Ainsi fut fait. Puis, lorsque la fosse fut comblée, le maire, en se rappelant toute la vie du défunt, dit par forme d’oraison funèbre :

— Cet homme était fou !

Après cela, les contrevents étant accrochés intérieurement au moyen des « renards » ou crochets, la porte fut refermée, et le maire emporta la clef dans sa poche, et la bible sous le bras pour rédiger l’acte de décès :

— Quand viendront les héritiers, on leur donnera tout ça.

D’héritiers il n’en vint pas, pour la bonne raison qu’il n’y en avait point. Cependant rien ne se perdit du pauvre héritage. Au bout de quelques jours, les voisins se dirent qu’il était trop bête de laisser pourrir et manger aux rats la « besogne » qui était dans la grangette. Et, en un rien de temps, les pommes de terre, le blé d’Espagne, le millet, tout disparut.

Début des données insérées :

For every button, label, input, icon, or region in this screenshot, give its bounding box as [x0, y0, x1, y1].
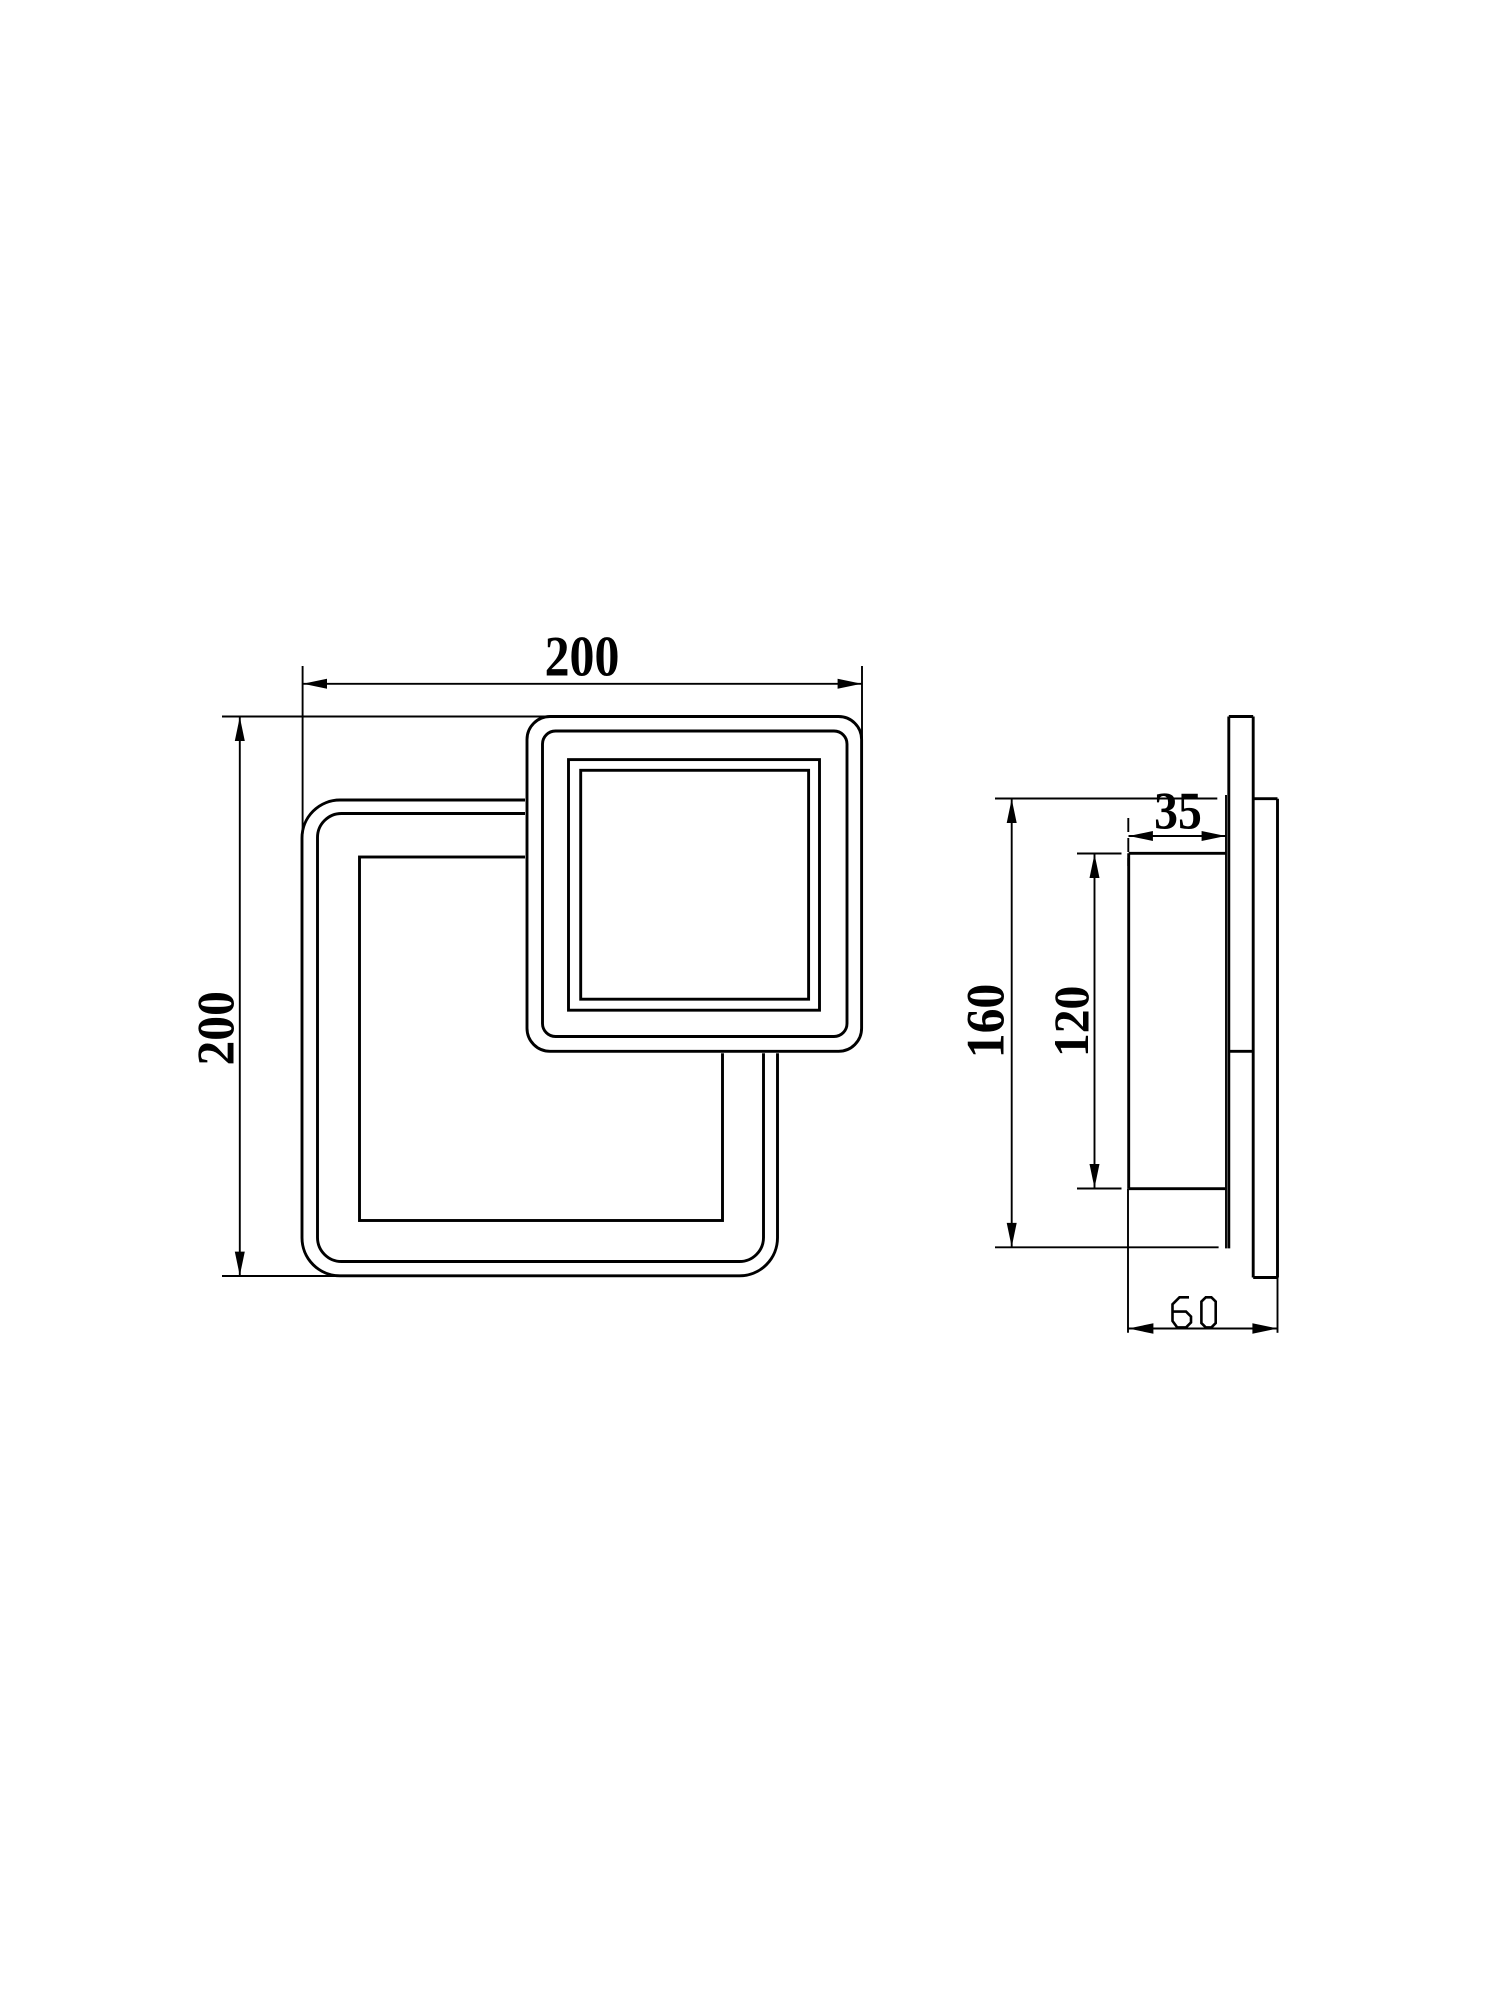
svg-text:200: 200 [187, 991, 246, 1065]
svg-text:35: 35 [1154, 781, 1202, 840]
svg-text:120: 120 [1044, 986, 1099, 1057]
svg-text:160: 160 [957, 984, 1016, 1059]
svg-text:200: 200 [545, 625, 620, 689]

De la grange les mêmes braves gens, enhardis, passèrent à la maison. Les méchants meubles étaient de piètre valeur, tout étant usé, brisé, vermoulu, et le peu de linge écharpillé. Mais cela pouvait servir encore : pourquoi le laisser perdre dans cette bicoque abandonnée ?

Et, chacun emportant, qui une bancelle, qui un pot de fonte, ou une table disloquée, ou une méchante couette, ou quelque autre objet mobilier à sa convenance, sans plus de délai le déménagement fut opéré.